Spero comunque che tutto vi piaccia quanto piaccia a me, perchè sono molto ispirata e credo fra non molto mi cimenterò nel secondo capitolo. Bando alle ciance e...
Arigatou.




 

執事赤 – Akashitsuji – The Red Butler

 

When the taste of revenge is so good…

15 dicembre 1887


Quella mattina, nella magione Phantomhive, si respirava aria di preparativi, fin troppo anticipati. Era la vigilia dell’arrivo di un imprenditore italiano, in visita dal Conte. I camerieri non ne erano assolutamente al corrente, escluso il Maggiordomo. Ovviamente, era lui che doveva preparare ogni cosa e il primo a sapere tutto degli affari del Conte.

Era lui che doveva preparare la colazione al suo padrone, svegliarlo con le più dolci attenzioni e avvisarlo dei programmi da svolgere nella giornata. Era lui che dedicava ogni singolo sguardo premuroso al padrone, quasi come una madre si comporta con il figlio. Ma quelli non erano semplici sguardi, erano troppo possessivi, troppo gelosi, troppo attenti. Sguardi, che al Conte facevano solo piacere.

Infatti, alle ore sei del primo mattino, il Conte si svegliò con i teneri raggi del Sole che colpivano il suo giovane viso. Non erano fastidiosi, ma piacevoli e accoglienti. Il Conte amava le giornate non troppo soleggiate e con l’ombra della pioggia in arrivo. In fondo, erano le tipiche giornate delle periferie di Londra.

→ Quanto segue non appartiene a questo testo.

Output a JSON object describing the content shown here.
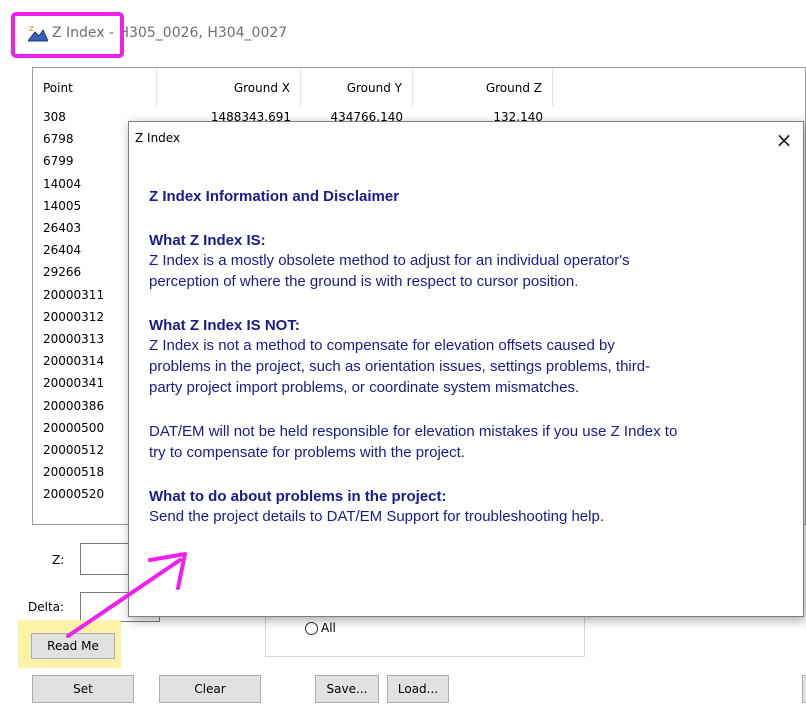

“Ohayou Gozaimasu*”, lo salutò il Maggiordomo, con tono tranquillo e un sorriso gli illuminò il volto contornato da capelli lisci e non molto lunghi color rosso cremisi. Dopo aver spalancato le tende color cenere per svegliare completamente il Conte, si avvicinò al comodino dove aveva poggiato il vassoio in argento con il servizio da thè cinese, osservò il Conte stropicciarsi gli occhi e tirarsi su a sedere. “Oggi per colazione abbiamo un thè giapponese, uno dei più pregiati, il Jackson’s Earl Grey, accompagnato da salmone lesso con insalata di menta. Per contorno cosa preferisce? Focaccine, toast o dolci?”, spiegò mentre con cura quasi maniacale versava il thè nella tazzina di vetro cinese. Dopo aver sistemato con attenzione la tazzina sul vassoio vicino all’anello e alla benda del Padroncino, prese i vestiti puliti dall’armadio e ritornò dal Conte che si era appena seduto sul letto in attesa che il suo Maggiordomo iniziasse a vestirlo.

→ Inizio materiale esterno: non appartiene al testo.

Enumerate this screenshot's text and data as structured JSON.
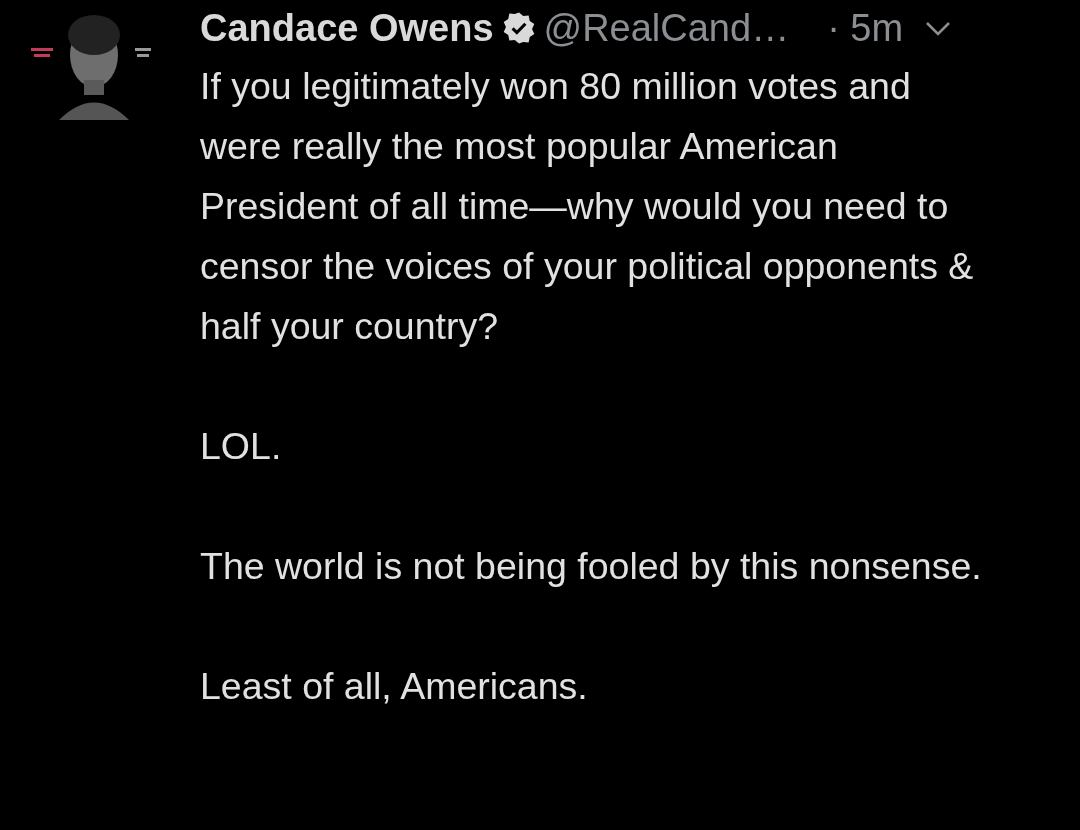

Ragazzino viziato. Aveva ventuno anni da poco compiuti, ma rimaneva il solito ragazzino troppo pieno di attenzioni che gli facevano fin troppo piacere ricevere, soprattutto quando era ora di cambiare i vestiti. Il Conte Frank amava quando il suo caro Maggiordomo copriva il suo esile busto con la solita camicia troppo formale per il suo “spirito immaturo”. Ma da bravo Conte che si rispetti, capo della Phantom Company, grande e rinomata azienda di giocattoli e di dolci, doveva portare quella divisa che non si addiceva al suo istinto. Eppure cambiava completamente atteggiamento quando si trattava di affari, di giochi, di lavoro; non era il solito Frank, il ragazzino che appariva troppo capriccioso e inadatto a situazioni molto importanti, no... Diventava colui che era sopravvissuto nella stirpe dei Phantomhive, vivo per vendicare chi aveva perso, capo di un’azienda, con un obbiettivo da raggiungere. Si faceva odiare abbastanza quando diventava quel Frank, ma l’indole troppo carica di vergogna e odio vinceva e ne era sopraffatto. E questo suo comportamento si notava parecchio in presenza del Maggiordomo.

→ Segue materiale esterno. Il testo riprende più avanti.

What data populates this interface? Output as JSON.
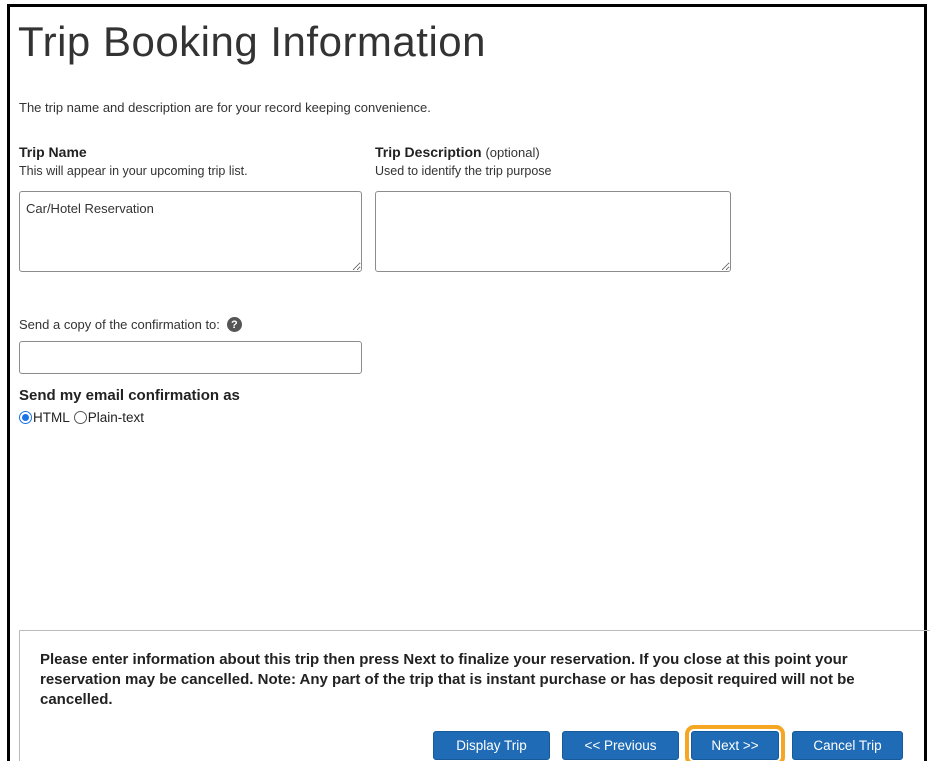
{
  "page": {
    "title": "Trip Booking Information",
    "intro": "The trip name and description are for your record keeping convenience."
  },
  "trip_name": {
    "label": "Trip Name",
    "hint": "This will appear in your upcoming trip list.",
    "value": "Car/Hotel Reservation"
  },
  "trip_description": {
    "label": "Trip Description",
    "optional": "(optional)",
    "hint": "Used to identify the trip purpose",
    "value": ""
  },
  "confirmation_copy": {
    "label": "Send a copy of the confirmation to:",
    "help_icon": "question-circle-icon",
    "value": ""
  },
  "email_format": {
    "label": "Send my email confirmation as",
    "options": [
      {
        "label": "HTML",
        "selected": true
      },
      {
        "label": "Plain-text",
        "selected": false
      }
    ]
  },
  "footer": {
    "message": "Please enter information about this trip then press Next to finalize your reservation. If you close at this point your reservation may be cancelled. Note: Any part of the trip that is instant purchase or has deposit required will not be cancelled."
  },
  "buttons": {
    "display_trip": "Display Trip",
    "previous": "<< Previous",
    "next": "Next >>",
    "cancel_trip": "Cancel Trip"
  },
  "colors": {
    "button_bg": "#1f6bb5",
    "focus_ring": "#f5a623",
    "radio_accent": "#1a73e8"
  }
}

C’era un forte legame fra di loro. Nessuno riusciva a spiegare come era possibile che due anime così differenti fossero così unite: una sola persona e la sua ombra perenne, anche nell’oscurità, tanto invincibile da incutere paura appena vi si rivolgeva lo sguardo. E a Frank piaceva anche questo; si sentiva protetto, al sicuro, geloso per un malsano bisogno, che neanche la servitù si sarebbe azzardata a chiedere o infierire. Probabilmente il Conte li avrebbe inceneriti con uno sguardo. E visto il suo carattere, era meglio non farlo arrabbiare.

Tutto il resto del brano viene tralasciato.